David Mackie Cook was born in 1957 in Dunfermline, Scotland and trained at Duncan of Jordanstone School of Art in Dundee under Alberto Morrocco and David McClure.  Since graduating, he has followed his own path of visionary works which has won him a number of awards including the Guthrie Award at the Royal Scottish Academy in 1982. 

 

He was recognized early as an exceptional talent winning first prize at the Royal Scottish Academy Annual Student Exhibition in 1983. He then won a travel award which took him to Paris, Amsterdam, Belgium and Cyprus. He won the Guthrie Award at the RSA in 1985 and was given Scottish Arts Council Awards in 1985, 1988 and 1989. He has exhibited irregularly but notably at The Traverse Theatre in 1982 and with the 369 Gallery throughout the following decade. 

 

In the 1990s he was already visiting Seagreens (his current home) and staying at a cottage at Benholm, two miles to the North, also frequented by Alberto Morocco and Ian Eadie. Cook travelled regularly in these years to Turkey, the Balearics and significantly, at the invitation of the Everard Reed Gallery, to Southern Africa for three months in 1997. 

 

He was able to secure the tenancy at Seagreens shortly after his return and eventually bought it in 2004. Living in an isolated hamlet by empty grasslands on the edge of the North Sea, he uses his environment as both the inspiration and the fabric of his work.

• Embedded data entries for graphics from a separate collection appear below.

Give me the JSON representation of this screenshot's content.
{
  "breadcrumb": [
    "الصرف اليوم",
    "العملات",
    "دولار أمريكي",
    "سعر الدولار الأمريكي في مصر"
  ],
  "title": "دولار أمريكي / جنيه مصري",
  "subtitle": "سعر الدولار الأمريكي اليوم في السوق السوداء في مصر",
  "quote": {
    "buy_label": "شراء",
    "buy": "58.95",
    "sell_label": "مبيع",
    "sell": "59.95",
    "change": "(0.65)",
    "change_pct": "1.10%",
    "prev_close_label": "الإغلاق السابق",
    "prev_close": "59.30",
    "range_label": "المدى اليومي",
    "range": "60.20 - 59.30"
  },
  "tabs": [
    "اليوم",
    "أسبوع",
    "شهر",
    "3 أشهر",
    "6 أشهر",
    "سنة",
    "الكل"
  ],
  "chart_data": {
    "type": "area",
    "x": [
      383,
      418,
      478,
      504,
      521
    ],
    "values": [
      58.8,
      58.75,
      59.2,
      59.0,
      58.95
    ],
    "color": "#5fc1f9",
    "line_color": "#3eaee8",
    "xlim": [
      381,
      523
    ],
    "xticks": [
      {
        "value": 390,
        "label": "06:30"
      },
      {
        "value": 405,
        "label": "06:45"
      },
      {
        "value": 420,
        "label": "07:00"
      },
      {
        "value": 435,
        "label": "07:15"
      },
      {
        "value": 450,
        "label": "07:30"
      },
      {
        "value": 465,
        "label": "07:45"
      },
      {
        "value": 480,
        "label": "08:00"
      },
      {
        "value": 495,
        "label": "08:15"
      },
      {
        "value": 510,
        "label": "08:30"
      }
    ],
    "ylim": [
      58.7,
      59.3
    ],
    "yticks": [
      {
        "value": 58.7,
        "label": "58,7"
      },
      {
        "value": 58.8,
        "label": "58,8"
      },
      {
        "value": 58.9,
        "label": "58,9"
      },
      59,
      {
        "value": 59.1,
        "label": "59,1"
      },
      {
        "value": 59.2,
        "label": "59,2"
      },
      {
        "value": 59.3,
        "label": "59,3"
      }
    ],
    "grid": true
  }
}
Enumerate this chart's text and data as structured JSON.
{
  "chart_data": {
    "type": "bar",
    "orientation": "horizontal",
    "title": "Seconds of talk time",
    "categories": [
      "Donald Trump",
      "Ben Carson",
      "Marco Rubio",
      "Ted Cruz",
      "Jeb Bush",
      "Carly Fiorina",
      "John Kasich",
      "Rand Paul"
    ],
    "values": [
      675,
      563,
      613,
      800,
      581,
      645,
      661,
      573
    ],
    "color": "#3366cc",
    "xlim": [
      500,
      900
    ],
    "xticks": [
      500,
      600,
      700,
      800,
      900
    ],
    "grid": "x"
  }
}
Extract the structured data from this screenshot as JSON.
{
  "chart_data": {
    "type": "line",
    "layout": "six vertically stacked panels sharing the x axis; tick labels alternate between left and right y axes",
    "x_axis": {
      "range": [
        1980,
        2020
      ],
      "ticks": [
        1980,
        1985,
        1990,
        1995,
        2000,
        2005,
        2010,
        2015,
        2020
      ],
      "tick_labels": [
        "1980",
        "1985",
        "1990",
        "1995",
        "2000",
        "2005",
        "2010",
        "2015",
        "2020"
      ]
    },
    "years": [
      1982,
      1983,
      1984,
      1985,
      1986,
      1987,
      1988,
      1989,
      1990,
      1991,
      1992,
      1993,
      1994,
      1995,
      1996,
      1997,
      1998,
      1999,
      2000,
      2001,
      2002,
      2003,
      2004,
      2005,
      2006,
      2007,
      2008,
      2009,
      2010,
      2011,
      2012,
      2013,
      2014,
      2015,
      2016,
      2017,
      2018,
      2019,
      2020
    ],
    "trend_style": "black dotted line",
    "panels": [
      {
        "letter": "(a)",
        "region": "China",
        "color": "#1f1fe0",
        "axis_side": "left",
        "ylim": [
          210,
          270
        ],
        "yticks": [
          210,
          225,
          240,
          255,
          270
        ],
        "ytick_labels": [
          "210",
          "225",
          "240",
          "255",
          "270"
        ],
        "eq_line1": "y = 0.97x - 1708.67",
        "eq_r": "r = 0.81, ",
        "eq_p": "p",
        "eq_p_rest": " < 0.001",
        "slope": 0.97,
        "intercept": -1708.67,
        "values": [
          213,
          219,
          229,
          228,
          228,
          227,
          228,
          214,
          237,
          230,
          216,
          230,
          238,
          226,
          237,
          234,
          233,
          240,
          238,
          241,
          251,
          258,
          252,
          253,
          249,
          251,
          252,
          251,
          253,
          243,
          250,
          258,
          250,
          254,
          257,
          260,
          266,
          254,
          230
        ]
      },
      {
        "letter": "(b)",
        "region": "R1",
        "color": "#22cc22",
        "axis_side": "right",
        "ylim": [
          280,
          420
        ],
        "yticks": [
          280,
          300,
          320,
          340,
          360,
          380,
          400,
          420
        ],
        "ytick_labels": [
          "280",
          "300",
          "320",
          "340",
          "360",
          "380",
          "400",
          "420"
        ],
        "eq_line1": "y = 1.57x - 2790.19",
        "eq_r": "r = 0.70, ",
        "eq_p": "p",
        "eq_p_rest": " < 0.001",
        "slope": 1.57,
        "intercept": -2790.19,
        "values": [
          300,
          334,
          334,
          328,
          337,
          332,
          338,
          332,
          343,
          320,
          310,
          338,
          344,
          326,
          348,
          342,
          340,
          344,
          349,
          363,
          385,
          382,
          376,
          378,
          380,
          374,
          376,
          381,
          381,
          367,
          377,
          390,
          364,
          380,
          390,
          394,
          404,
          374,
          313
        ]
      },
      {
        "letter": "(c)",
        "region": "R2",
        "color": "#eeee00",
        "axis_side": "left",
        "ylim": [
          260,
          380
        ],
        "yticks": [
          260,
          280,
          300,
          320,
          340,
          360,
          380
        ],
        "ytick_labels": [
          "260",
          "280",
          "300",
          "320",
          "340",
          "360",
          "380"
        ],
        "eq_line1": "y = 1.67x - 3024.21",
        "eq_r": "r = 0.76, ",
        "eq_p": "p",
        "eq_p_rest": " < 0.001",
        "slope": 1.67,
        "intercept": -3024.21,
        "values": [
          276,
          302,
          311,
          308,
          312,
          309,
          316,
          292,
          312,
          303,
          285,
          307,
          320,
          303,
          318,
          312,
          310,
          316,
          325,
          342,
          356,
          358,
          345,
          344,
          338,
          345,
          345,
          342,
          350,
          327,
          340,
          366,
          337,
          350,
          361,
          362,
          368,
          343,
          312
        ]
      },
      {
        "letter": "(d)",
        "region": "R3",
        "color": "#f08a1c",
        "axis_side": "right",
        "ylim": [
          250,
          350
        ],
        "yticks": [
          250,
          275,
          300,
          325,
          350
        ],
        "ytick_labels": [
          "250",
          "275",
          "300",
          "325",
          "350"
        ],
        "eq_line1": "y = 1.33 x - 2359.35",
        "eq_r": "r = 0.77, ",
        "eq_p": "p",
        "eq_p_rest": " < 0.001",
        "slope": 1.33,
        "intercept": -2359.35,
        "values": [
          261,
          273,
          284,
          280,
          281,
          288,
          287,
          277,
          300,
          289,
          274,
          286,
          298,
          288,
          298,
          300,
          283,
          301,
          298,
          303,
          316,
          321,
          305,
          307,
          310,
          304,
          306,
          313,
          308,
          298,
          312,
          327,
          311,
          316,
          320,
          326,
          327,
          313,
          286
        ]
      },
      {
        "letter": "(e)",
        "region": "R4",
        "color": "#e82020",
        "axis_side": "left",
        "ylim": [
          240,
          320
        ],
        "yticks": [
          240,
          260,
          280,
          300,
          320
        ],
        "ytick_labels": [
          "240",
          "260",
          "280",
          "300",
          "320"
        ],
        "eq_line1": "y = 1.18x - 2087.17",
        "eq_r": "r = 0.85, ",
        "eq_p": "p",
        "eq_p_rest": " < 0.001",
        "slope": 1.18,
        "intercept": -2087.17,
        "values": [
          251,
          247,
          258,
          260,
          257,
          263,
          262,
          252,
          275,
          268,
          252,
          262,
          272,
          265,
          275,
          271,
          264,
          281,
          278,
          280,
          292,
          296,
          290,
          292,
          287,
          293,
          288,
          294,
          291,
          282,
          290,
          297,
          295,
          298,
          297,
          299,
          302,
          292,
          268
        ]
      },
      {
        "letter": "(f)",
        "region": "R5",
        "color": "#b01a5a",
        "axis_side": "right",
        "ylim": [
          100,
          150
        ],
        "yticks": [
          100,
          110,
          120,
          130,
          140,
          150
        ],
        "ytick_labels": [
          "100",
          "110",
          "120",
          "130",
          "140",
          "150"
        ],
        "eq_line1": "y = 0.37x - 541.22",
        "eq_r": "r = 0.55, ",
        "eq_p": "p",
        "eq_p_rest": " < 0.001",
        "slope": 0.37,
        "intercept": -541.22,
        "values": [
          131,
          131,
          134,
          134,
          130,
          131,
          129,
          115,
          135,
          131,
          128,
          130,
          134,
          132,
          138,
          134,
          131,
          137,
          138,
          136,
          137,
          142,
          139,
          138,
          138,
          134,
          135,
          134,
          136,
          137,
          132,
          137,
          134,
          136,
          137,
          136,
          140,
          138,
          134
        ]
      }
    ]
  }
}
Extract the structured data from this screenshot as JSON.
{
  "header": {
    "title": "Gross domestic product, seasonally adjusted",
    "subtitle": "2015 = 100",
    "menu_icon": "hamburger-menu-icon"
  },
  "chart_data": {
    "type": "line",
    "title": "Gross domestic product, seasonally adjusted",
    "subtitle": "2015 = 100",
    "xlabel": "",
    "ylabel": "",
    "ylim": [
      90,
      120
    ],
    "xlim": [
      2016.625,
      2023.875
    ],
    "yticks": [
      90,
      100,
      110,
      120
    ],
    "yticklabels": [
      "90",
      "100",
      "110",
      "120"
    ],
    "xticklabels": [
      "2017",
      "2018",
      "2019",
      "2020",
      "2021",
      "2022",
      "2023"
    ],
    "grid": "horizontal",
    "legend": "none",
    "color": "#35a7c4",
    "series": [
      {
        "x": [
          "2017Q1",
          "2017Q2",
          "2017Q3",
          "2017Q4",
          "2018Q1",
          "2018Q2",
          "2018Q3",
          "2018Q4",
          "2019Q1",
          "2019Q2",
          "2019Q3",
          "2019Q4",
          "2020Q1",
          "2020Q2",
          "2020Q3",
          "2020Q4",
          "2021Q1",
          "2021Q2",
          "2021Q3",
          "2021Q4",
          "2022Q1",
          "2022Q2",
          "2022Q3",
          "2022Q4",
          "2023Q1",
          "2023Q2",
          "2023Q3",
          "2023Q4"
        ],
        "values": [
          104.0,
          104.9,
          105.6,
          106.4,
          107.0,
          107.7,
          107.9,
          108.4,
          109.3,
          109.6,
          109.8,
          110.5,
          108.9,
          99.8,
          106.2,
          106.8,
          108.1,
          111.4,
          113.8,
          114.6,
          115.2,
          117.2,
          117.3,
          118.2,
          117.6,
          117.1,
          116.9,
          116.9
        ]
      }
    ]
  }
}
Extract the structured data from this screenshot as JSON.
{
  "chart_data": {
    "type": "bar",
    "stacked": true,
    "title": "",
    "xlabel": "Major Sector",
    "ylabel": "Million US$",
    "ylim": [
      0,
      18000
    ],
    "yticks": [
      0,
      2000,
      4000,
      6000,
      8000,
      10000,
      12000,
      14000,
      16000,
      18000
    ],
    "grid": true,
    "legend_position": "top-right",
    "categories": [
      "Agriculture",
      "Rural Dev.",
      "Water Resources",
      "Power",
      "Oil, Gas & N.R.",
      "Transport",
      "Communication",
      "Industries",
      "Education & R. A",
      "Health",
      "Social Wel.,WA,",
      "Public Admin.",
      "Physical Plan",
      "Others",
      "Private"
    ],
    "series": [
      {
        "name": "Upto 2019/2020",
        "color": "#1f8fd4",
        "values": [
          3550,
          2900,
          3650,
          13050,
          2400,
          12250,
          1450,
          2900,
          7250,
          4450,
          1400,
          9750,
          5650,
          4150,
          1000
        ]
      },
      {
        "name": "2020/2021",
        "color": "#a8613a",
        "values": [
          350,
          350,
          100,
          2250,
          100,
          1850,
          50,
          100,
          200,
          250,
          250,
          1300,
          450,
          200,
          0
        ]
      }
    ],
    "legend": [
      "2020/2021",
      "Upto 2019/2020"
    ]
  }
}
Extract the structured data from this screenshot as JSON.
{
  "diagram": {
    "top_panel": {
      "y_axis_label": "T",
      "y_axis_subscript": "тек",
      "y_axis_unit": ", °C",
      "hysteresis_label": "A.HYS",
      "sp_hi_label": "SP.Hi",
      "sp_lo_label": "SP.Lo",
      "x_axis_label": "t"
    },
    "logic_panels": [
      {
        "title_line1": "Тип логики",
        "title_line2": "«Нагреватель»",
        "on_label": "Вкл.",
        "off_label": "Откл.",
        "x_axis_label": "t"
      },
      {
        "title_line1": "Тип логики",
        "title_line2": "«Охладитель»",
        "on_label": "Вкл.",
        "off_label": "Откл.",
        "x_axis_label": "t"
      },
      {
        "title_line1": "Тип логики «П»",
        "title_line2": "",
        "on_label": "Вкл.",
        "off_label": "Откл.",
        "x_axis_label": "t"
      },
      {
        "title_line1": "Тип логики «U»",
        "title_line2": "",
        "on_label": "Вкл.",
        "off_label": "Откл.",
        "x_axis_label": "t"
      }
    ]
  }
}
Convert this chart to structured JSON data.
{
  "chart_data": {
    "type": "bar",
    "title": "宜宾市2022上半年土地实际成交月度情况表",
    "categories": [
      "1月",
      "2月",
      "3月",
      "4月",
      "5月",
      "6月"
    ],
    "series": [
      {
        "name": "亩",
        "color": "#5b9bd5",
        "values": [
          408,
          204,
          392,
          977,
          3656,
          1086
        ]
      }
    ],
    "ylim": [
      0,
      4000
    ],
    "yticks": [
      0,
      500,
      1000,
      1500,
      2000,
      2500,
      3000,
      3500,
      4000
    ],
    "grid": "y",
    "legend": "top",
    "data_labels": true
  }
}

This sense of belonging is now deeply imbedded; he can see the seasons change and paint the whole calendar; the daffodils of Spring, wild flowers of Summer, the Autumn skies and bleak drama of Winter are all in this show: immediate, raw and compelling. 

 

Defined as an ‘art brut’ painter, he has transformed the ruined remains of a fisherman’s hamlet into a garden of figures and creatures, carving driftwood and fusing cement and fragments of crockery. 

 

David has worked with Fraser Gallery for many, many years and shows in a number of key galleries across the UK and overseas. He has had successful shows at the Scottish Gallery in Edinburgh in 2009 and again in 2017.